Restoring file times

Do you remember this? Well, now I have a similar but quite different case: I want to restore the files' times. Why? Read me out.

Since a long time I'm doing backups to an external drive. For that I simply use rsync. When I bought my second laptop, I took the chance to test restoring from that backup, so I just did a last backup in the old machine and a restore in the new one. This allowed me to add the last few things that were missing. After a few more weeks finding missing things, doing more backup/restore cycles between the old and new laptops, I was happy.

But there was something that I didn't realize till a few months later. The file times were not backed up, and clearly not restored. This didn't affect me in any way, at least until I tried to a new post to this glob.

See, this glob is generated with ikiwiki. ikiwiki uses the files' mtime to generate the posts' times, and uses that to sort them and to assign them as belonging to some year or month. With the mtimes lost, ikiwiki was assigning all the older posts to some day in Oct, 2012, which was the date of the last backup/restore cycle.

Frustrated (yes, sometimes I have a low threshold), I left it like that: no planet was flooded because in any case the rss feeds didn't really change, and nobody would notice and complain about it. In fact, nobody did.1 Have in mid that as I kept my old laptop as a server, and that I didn't clean up all the files I keep in my backup, I still had the original mtimes in the original files.

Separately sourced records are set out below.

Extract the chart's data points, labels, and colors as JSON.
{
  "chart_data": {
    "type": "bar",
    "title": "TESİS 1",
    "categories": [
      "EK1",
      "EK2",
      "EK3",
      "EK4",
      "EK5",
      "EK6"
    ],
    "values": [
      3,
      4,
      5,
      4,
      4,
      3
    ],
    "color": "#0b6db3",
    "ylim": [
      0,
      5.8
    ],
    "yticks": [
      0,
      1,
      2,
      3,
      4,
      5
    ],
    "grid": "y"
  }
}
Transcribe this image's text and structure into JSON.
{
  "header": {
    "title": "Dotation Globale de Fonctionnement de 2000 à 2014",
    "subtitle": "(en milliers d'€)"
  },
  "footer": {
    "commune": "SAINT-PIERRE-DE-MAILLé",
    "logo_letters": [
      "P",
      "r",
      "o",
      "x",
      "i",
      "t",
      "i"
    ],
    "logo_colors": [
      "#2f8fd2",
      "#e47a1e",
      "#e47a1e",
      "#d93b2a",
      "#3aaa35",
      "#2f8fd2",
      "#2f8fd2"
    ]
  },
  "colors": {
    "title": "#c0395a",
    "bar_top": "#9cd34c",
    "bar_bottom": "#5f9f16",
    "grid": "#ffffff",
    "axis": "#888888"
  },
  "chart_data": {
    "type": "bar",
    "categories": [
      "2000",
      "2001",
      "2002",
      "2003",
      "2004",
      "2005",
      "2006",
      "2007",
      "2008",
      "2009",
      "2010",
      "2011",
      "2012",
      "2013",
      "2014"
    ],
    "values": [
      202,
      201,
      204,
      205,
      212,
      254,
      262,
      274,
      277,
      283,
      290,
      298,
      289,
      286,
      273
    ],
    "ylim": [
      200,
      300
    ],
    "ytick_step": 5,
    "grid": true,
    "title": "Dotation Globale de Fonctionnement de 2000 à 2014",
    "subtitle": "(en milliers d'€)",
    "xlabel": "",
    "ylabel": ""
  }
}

Yesterday, playing around with unrelated things, I came across the post I mentioned at the beginning of this one, and had the urge to really fix that mess. Today I started looking at it, and found that this command was some part of it:

find src/projects/glob/work/ -name *.mdwn | xargs stat --format '%X %Y %Z %n'

but processing its output in bash seemed like a burden. Luckily, I have the solution for that, a project that I started for exactly that same reason: bash sucks at manipulating data.

So I grabbed my editor, punched keys for some 7 minutes, run 3 or 4 tests, making sure that everything would go smooth, run once more on the live system, rebuilt my glob2 and voilà! It's fixed now.

How long is the code? Not much really:

from os import utime

with remote ('', allow_agent=False, password='XXXXXXXX') as fds:
    # find al files (not only posts), get its times and path
    with cd ('src/projects/glob/work'):
        find ('.', '-name', '*.mdwn') | xargs ('stat', format='%X %Y %Z %n')

(i, o, e)= fds

for line in e.readlines ():
    print (line.decode ('utf-8'), end='')

for line in o.readlines ():
    data= line.split ()
    access, modif, change= [ int (x) for x in data[:3] ]
    file_path= data[3].decode ('utf-8')
    if _e (file_path):
        utime (file_path, times= (access, modif))
        print ("%s not found!" % file_path)

Notice that this example is even more complex than initially thought: it ssh's into the server to fetch the original times.

This makes one thing clear: I have to improve a lot the remote() API. For instance, so far I have no way to know if the remote commands executed fine or not, and the way to read the lines is still ugly and not homogeneous with how other ayrton functions/executables work.

Also note that this does not restore the ctimes, as I hadn't found a way to do it, but didn't really did a lot of effort. I don't really need them.

Of course, I also fixed my backup and restore scripts :)

  1. I was this >< close of adding #foreveralone to that sentence. I think I'll resist for a couple more years. 

  2. Don't forget, ikiwiki compiles static sites.